Di depan teras yang temaram, aku merogoh saku celana, mencari kunci rumah. Belum sempat aku menemukan benda kecil tersebut, tidak sengaja aku memegang kenop dan membuka pintu. Aroma susu hangat tercium samar-samar. Pintu rumah tidak dikunci. Aku masuk berjalan melewati ruang tamu yang gelap hingga sampai pada tangga yang memisahkan ruang atas dan bawah. Sebelum menapaki ubin-ubin kamar, aku mengintip sedikit ke arah dapur. Hal yang selalu aku lakukan setiap pulang ke rumah. Berharap Tristana ada di sana sambil duduk menungguku pulang. Tapi, selalu tidak ada siapa-siapa.
Aku melewati dua puluh dua anak tangga yang menuju ke lantai atas. Berbeda dengan ruang bawah yang sedikit temaram, ruang atas yang terdiri dari tiga kamar dengan ruang santai yang berada di tengah tampak lebih terang. Gagah belum tidur. Dengan pelan, aku membuka pintu dan segera merebahkan badan. Hari ini terasa lelah. Cukup lama melihat langit-langit kamar hingga beberapa saat kemudian aku dengan samar mendengar suara khas dari tombol lampu yang ditekan. Gagah benar-benar belum tidur.

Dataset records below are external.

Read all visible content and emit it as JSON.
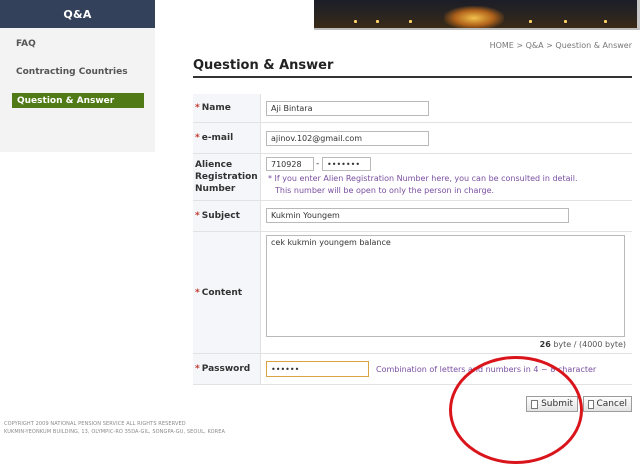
{
  "sidebar": {
    "header": "Q&A",
    "items": [
      {
        "label": "FAQ"
      },
      {
        "label": "Contracting Countries"
      },
      {
        "label": "Question & Answer"
      }
    ]
  },
  "breadcrumb": "HOME > Q&A > Question & Answer",
  "page_title": "Question & Answer",
  "form": {
    "required_mark": "*",
    "name": {
      "label": "Name",
      "value": "Aji Bintara"
    },
    "email": {
      "label": "e-mail",
      "value": "ajinov.102@gmail.com"
    },
    "registration": {
      "label_line1": "Alience",
      "label_line2": "Registration",
      "label_line3": "Number",
      "part1": "710928",
      "separator": "-",
      "part2": "•••••••",
      "note1": "* If you enter Alien Registration Number here, you can be consulted in detail.",
      "note2": "This number will be open to only the person in charge."
    },
    "subject": {
      "label": "Subject",
      "value": "Kukmin Youngem"
    },
    "content": {
      "label": "Content",
      "value": "cek kukmin youngem balance",
      "counter_value": "26",
      "counter_suffix": "byte / (4000 byte)"
    },
    "password": {
      "label": "Password",
      "value": "••••••",
      "hint": "Combination of letters and numbers in 4 ~ 8 character"
    }
  },
  "buttons": {
    "submit": "Submit",
    "cancel": "Cancel"
  },
  "footer": {
    "line1": "COPYRIGHT 2009 NATIONAL PENSION SERVICE ALL RIGHTS RESERVED",
    "line2": "KUKMIN-YEONKUM BUILDING, 13, OLYMPIC-RO 35DA-GIL, SONGPA-GU, SEOUL, KOREA"
  },
  "colors": {
    "sidebar_header": "#34415a",
    "active_item": "#4f7a16",
    "annotation": "#d9141b",
    "note": "#7a4fa0"
  }
}
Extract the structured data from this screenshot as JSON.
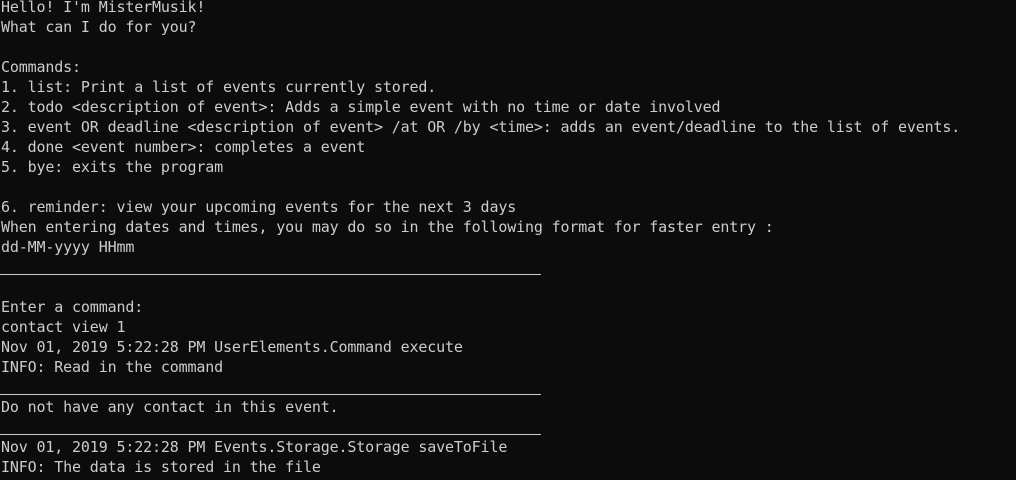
{
  "colors": {
    "background": "#0c0c0c",
    "text": "#cccccc"
  },
  "console": {
    "greeting": "Hello! I'm MisterMusik!",
    "prompt_question": "What can I do for you?",
    "commands_heading": "Commands:",
    "commands": [
      "1. list: Print a list of events currently stored.",
      "2. todo <description of event>: Adds a simple event with no time or date involved",
      "3. event OR deadline <description of event> /at OR /by <time>: adds an event/deadline to the list of events.",
      "4. done <event number>: completes a event",
      "5. bye: exits the program",
      "6. reminder: view your upcoming events for the next 3 days"
    ],
    "date_hint": "When entering dates and times, you may do so in the following format for faster entry :",
    "date_format": "dd-MM-yyyy HHmm",
    "enter_command": "Enter a command:",
    "user_input": "contact view 1",
    "log1_header": "Nov 01, 2019 5:22:28 PM UserElements.Command execute",
    "log1_info": "INFO: Read in the command",
    "response": "Do not have any contact in this event.",
    "log2_header": "Nov 01, 2019 5:22:28 PM Events.Storage.Storage saveToFile",
    "log2_info": "INFO: The data is stored in the file"
  }
}
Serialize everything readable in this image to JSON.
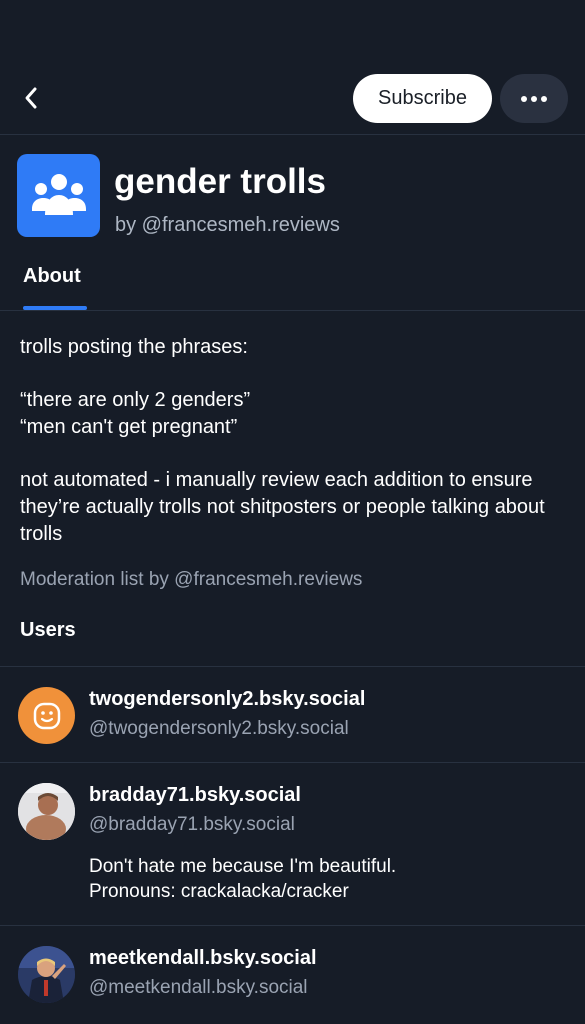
{
  "header": {
    "subscribe_label": "Subscribe"
  },
  "list": {
    "title": "gender trolls",
    "owner": "by @francesmeh.reviews",
    "tab_about": "About",
    "description": {
      "line1": "trolls posting the phrases:",
      "line2": "“there are only 2 genders”",
      "line3": "“men can't get pregnant”",
      "line4": "not automated - i manually review each addition to ensure they’re actually trolls not shitposters or people talking about trolls"
    },
    "credit": "Moderation list by @francesmeh.reviews",
    "users_heading": "Users"
  },
  "users": [
    {
      "display_name": "twogendersonly2.bsky.social",
      "handle": "@twogendersonly2.bsky.social",
      "avatar_color": "#f0913a",
      "avatar_icon": "smiley-icon"
    },
    {
      "display_name": "bradday71.bsky.social",
      "handle": "@bradday71.bsky.social",
      "bio_line1": "Don't hate me because I'm beautiful.",
      "bio_line2": "Pronouns: crackalacka/cracker",
      "avatar_icon": "photo-avatar"
    },
    {
      "display_name": "meetkendall.bsky.social",
      "handle": "@meetkendall.bsky.social",
      "avatar_icon": "photo-avatar"
    }
  ],
  "colors": {
    "background": "#161c27",
    "accent": "#2f7bf6",
    "muted_text": "#9aa3b2",
    "divider": "#283140"
  }
}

"Di mana?" ucap Gagah yang meneleponku tadi sore. Tiba-tiba saja pikiranku melayang pada sosok cowok bermata sayu itu. Teleponnya tadi sore membuatku berpikir berulang-ulang jika dia mengkhawatirkanku. Ditambah hingga larut malam seperti ini anak itu masih belum tidur. Bahkan, pintu rumah belum dikunci. Tapi, dari siapa Gagah mendapatkan nomorku? Apa mungkin dari Bu Pah?
Meski dengan setengah hati aku menanggapi seluruh perlakuannya yang sangat memedulikanku, membuatku mulai terbuka kepadanya. Sebenarnya, aku bisa saja menerima dia sebagai adik. Karena, di saat rumah sepi seperti sekarang mempunyai orang yang mampu menghangatkan adalah dambaan. Apalagi jika orang tersebut adalah adik kita sendiri, keluarga kita sendiri. Aku tersenyum ketika bayangan indah itu lagi-lagi sirna melihat sorot mata Ayu pada Gagah. Sampai kapanpun aku membenci perempuan itu.
Aku melenguh, mematikan lampu kamar dan tertidur. Seperti orang yang tidak tidur selama berhari-hari aku terbangun pukul empat sore. Bahkan untuk orang yang bergadang selama dua hari pun rasanya tidak mungkin tertidur selama itu.
Aku melihat seisi kamar yang sudah terang. Tirai terbuka lebar. Entah siapa yang membukanya. Sinar matahari sore masuk melalui jendela kaca besar yang terletak di balik meja belajar. Begitu damai. Cukup lama aku berdiam memandang jendela tanpa melakukan apa-apa, hingga kurasakan perut yang berbunyi dengan suara yang khas karena belum diisi. Ketika perut itu berbunyi untuk keempat kalinya, aku memutuskan untuk bangkit dan berjalan menuju ruang makan. Mencari apa saja yang bisa dimakan. Ketika kulangkahkan kakiku keluar kamar, aku melihat pintu jati di sampingku terbuka sedikit. Menandakan sang penghuni sedang berada di rumah. Mungkin saja dia juga yang membuka tirai dalam kamar tidurku.
Dengan pelan aku menuruni tangga hingga sampai pada lantai dasar. Aku menemukan Bu Pah sedang terduduk dengan tangan yang masih saja sibuk dengan sayur mayur. "Udah sore, ngapain beresin sayur?" Aku berjalan sambil bertanya padanya.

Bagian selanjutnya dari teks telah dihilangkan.